The House and Senate passed a budget deal to secure federal funding until the end of September 2017 last week. The House passed the funding measure by a vote of 309 to 118 on Wednesday, and the Senate followed suit 79-18. It is important to note that the Indiana delegation was divided – and not by political party – on the $1.1 trillion spending proposal.
Republican House members Jim Banks (IN-03), Trey Hollingsworth (IN-09) and Todd Rokita (IN-04) voted against the measure, while both House Democrat members André Carson (IN-07) and Pete Visclosky (IN-01) voted yes with the rest of the Hoosier delegation.
Congressman Hollingsworth released the following statement after casting his vote against the continuing resolution. “The spending bill that was brought before the House of Representatives today failed, yet again, to address the conservative principles that Hoosiers and Americans demanded to see this past November. For this reason, I voted against the $1.1 trillion spending measure that neglected critical priorities such as our nation’s nearly $20 trillion debt.”

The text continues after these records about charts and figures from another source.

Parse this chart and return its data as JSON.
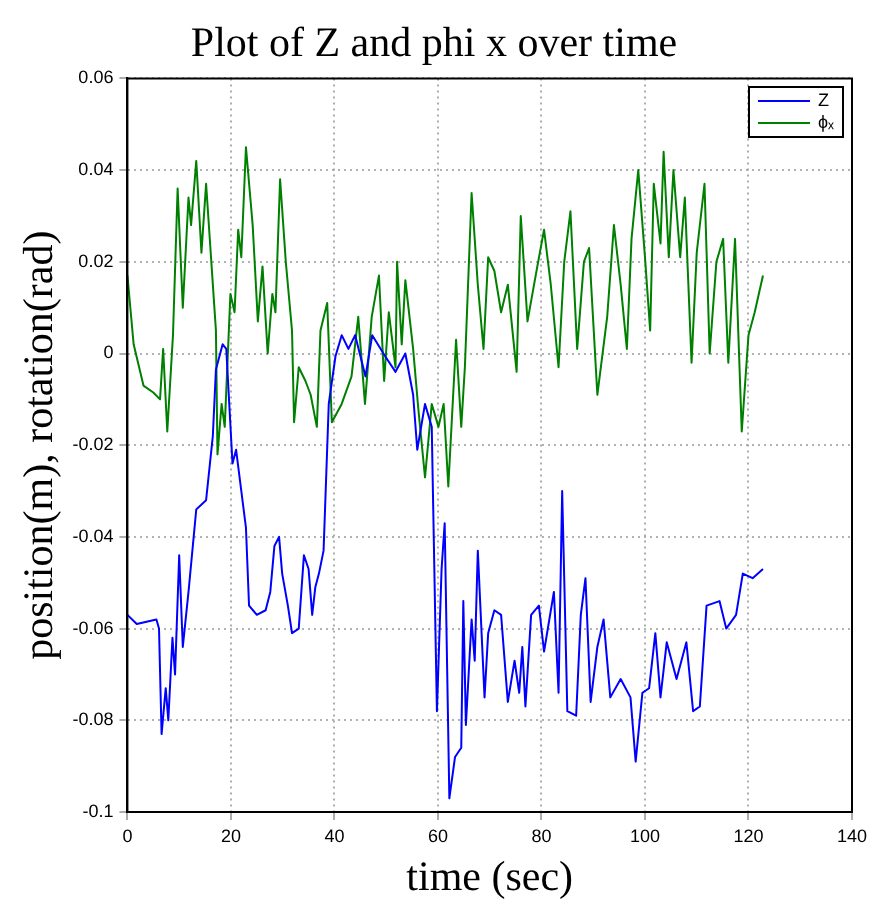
{
  "chart_data": {
    "type": "line",
    "title": "Plot of Z and phi x over time",
    "xlabel": "time (sec)",
    "ylabel": "position(m), rotation(rad)",
    "xlim": [
      0,
      140
    ],
    "xticks": [
      0,
      20,
      40,
      60,
      80,
      100,
      120,
      140
    ],
    "ylim": [
      -0.1,
      0.06
    ],
    "yticks": [
      -0.1,
      -0.08,
      -0.06,
      -0.04,
      -0.02,
      0,
      0.02,
      0.04,
      0.06
    ],
    "grid": true,
    "legend": "top right",
    "marker": "none",
    "line_style": "solid",
    "series": [
      {
        "name": "Z",
        "color": "#0000ff",
        "x": [
          0,
          1.8,
          5.6,
          6.1,
          6.6,
          7.4,
          7.9,
          8.7,
          9.2,
          10,
          10.7,
          11.8,
          13.3,
          15.2,
          16.5,
          17.1,
          18.4,
          19.1,
          20.3,
          21,
          22.9,
          23.5,
          25,
          26.7,
          27.6,
          28.4,
          29.3,
          29.9,
          31,
          31.8,
          33.1,
          34.1,
          35,
          35.7,
          36.3,
          37,
          37.9,
          38.9,
          40.2,
          41.4,
          42.7,
          44,
          46,
          47.3,
          49.8,
          51.8,
          53.7,
          55.2,
          56,
          57.5,
          58.8,
          59.8,
          60.7,
          61.3,
          62.2,
          63.3,
          64.5,
          64.9,
          65.4,
          66.5,
          67.1,
          67.7,
          69,
          69.7,
          70.9,
          72.2,
          73.5,
          74.8,
          75.7,
          76.3,
          76.9,
          78,
          79.5,
          80.5,
          82.4,
          83.3,
          84,
          85,
          86.7,
          87.6,
          88.5,
          89.5,
          90.8,
          92,
          93.3,
          95.3,
          97.2,
          98.2,
          99.5,
          100.8,
          102,
          103,
          104.2,
          106.1,
          108,
          109.3,
          110.6,
          111.9,
          114.4,
          115.7,
          117.6,
          118.9,
          120.8,
          122.8
        ],
        "values": [
          -0.057,
          -0.059,
          -0.058,
          -0.06,
          -0.083,
          -0.073,
          -0.08,
          -0.062,
          -0.07,
          -0.044,
          -0.064,
          -0.052,
          -0.034,
          -0.032,
          -0.018,
          -0.0035,
          0.002,
          0.001,
          -0.024,
          -0.021,
          -0.038,
          -0.055,
          -0.057,
          -0.056,
          -0.052,
          -0.042,
          -0.04,
          -0.048,
          -0.055,
          -0.061,
          -0.06,
          -0.044,
          -0.047,
          -0.057,
          -0.051,
          -0.048,
          -0.043,
          -0.011,
          -0.0006,
          0.004,
          0.001,
          0.004,
          -0.005,
          0.004,
          -0.0006,
          -0.004,
          0,
          -0.009,
          -0.021,
          -0.011,
          -0.016,
          -0.078,
          -0.047,
          -0.037,
          -0.097,
          -0.088,
          -0.086,
          -0.054,
          -0.081,
          -0.058,
          -0.067,
          -0.043,
          -0.075,
          -0.061,
          -0.056,
          -0.057,
          -0.076,
          -0.067,
          -0.074,
          -0.064,
          -0.077,
          -0.057,
          -0.055,
          -0.065,
          -0.052,
          -0.074,
          -0.03,
          -0.078,
          -0.079,
          -0.057,
          -0.049,
          -0.076,
          -0.064,
          -0.058,
          -0.075,
          -0.071,
          -0.075,
          -0.089,
          -0.074,
          -0.073,
          -0.061,
          -0.075,
          -0.063,
          -0.071,
          -0.063,
          -0.078,
          -0.077,
          -0.055,
          -0.054,
          -0.06,
          -0.057,
          -0.048,
          -0.049,
          -0.047
        ]
      },
      {
        "name": "ϕₓ",
        "color": "#008000",
        "x": [
          0,
          1.2,
          3.1,
          5,
          6.3,
          6.9,
          7.7,
          8.8,
          9.7,
          10.7,
          11.8,
          12.3,
          13.3,
          14.3,
          15.2,
          17.1,
          17.4,
          18.2,
          18.8,
          19.9,
          20.7,
          21.4,
          22,
          22.9,
          24.2,
          25.2,
          26.1,
          27.1,
          28,
          28.6,
          29.5,
          30.6,
          31.8,
          32.2,
          33.1,
          34.4,
          35.4,
          36.6,
          37.3,
          38.6,
          39.5,
          41.4,
          43.3,
          44.6,
          45.9,
          47.2,
          48.6,
          49.6,
          50.5,
          51.8,
          52.1,
          53,
          53.7,
          55.2,
          56.2,
          57.5,
          58.8,
          60.1,
          61.1,
          62,
          63.5,
          64.5,
          65.2,
          66.5,
          67.7,
          68.8,
          69.7,
          70.9,
          72.2,
          73.5,
          75.2,
          76,
          77.3,
          79.2,
          80.5,
          81.8,
          83.3,
          84.4,
          85.6,
          86.9,
          88.2,
          89.2,
          90.8,
          92.7,
          94,
          95.3,
          96.5,
          97.4,
          98.7,
          100,
          101,
          101.7,
          103,
          103.6,
          104.6,
          105.5,
          106.8,
          107.7,
          109,
          110,
          111.5,
          112.5,
          113.8,
          115.1,
          116.1,
          117.4,
          118.7,
          120,
          121.2,
          122.8
        ],
        "values": [
          0.017,
          0.002,
          -0.007,
          -0.0085,
          -0.01,
          0.001,
          -0.017,
          0.004,
          0.036,
          0.01,
          0.034,
          0.028,
          0.042,
          0.022,
          0.037,
          0.005,
          -0.022,
          -0.011,
          -0.016,
          0.013,
          0.009,
          0.027,
          0.021,
          0.045,
          0.028,
          0.007,
          0.019,
          0,
          0.013,
          0.009,
          0.038,
          0.02,
          0.005,
          -0.015,
          -0.003,
          -0.006,
          -0.009,
          -0.016,
          0.005,
          0.011,
          -0.015,
          -0.011,
          -0.005,
          0.008,
          -0.011,
          0.008,
          0.017,
          -0.006,
          0.009,
          -0.003,
          0.02,
          0.002,
          0.016,
          0.001,
          -0.012,
          -0.027,
          -0.011,
          -0.016,
          -0.011,
          -0.029,
          0.003,
          -0.016,
          -0.003,
          0.035,
          0.015,
          0.001,
          0.021,
          0.018,
          0.009,
          0.015,
          -0.004,
          0.03,
          0.007,
          0.019,
          0.027,
          0.015,
          -0.003,
          0.02,
          0.031,
          0.001,
          0.02,
          0.023,
          -0.009,
          0.008,
          0.028,
          0.015,
          0.001,
          0.025,
          0.04,
          0.021,
          0.005,
          0.037,
          0.024,
          0.044,
          0.021,
          0.04,
          0.021,
          0.034,
          -0.002,
          0.022,
          0.037,
          0,
          0.02,
          0.025,
          -0.002,
          0.025,
          -0.017,
          0.004,
          0.009,
          0.017
        ]
      }
    ]
  }
}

Similarly, Congressman Banks added: “This legislation fails to properly address our $20 trillion national debt and reduce the size and scope of the federal government. As work immediately begins on next year’s spending bills, I am hopeful that Congress will follow the regular budget order and work with the Trump Administration to cut spending and change the Washington status quo.”
Despite passage of this funding measure, negotiations will begin again soon to pass a budget starting October 1 – with many of the same arguments on spending to be rehashed. But this has become all too familiar. Congress has regularly failed to meet the deadlines required by the Congressional Budget Act of 1974 under both Republican and Democrat control. In fact, the last annual federal budget approved by the U.S. Senate was on April 29, 2009. The federal government has operated by enacting these series of continuing resolutions – short-term measures that keep the government running and spending money at previously adopted rates.
The Indiana Chamber believes this is a gross dereliction of duty, as the federal government has spent trillions since the last adopted budget, further adding to the debt.
What the Indiana Chamber would like to see is Congress move from a yearly (or semi-yearly) mad dash to a biennial budget system. This would take much of the politics out of the budget process and would encourage efficiency in the management, stability and predictability of federal funding, especially for Indiana. A biennial budget would also enhance congressional oversight of government operations and encourage better policy planning. Biennial budgets should occur during non-election years to promote bipartisanship (or at least lessen partisan tensions) in the budgetary process. We can dream!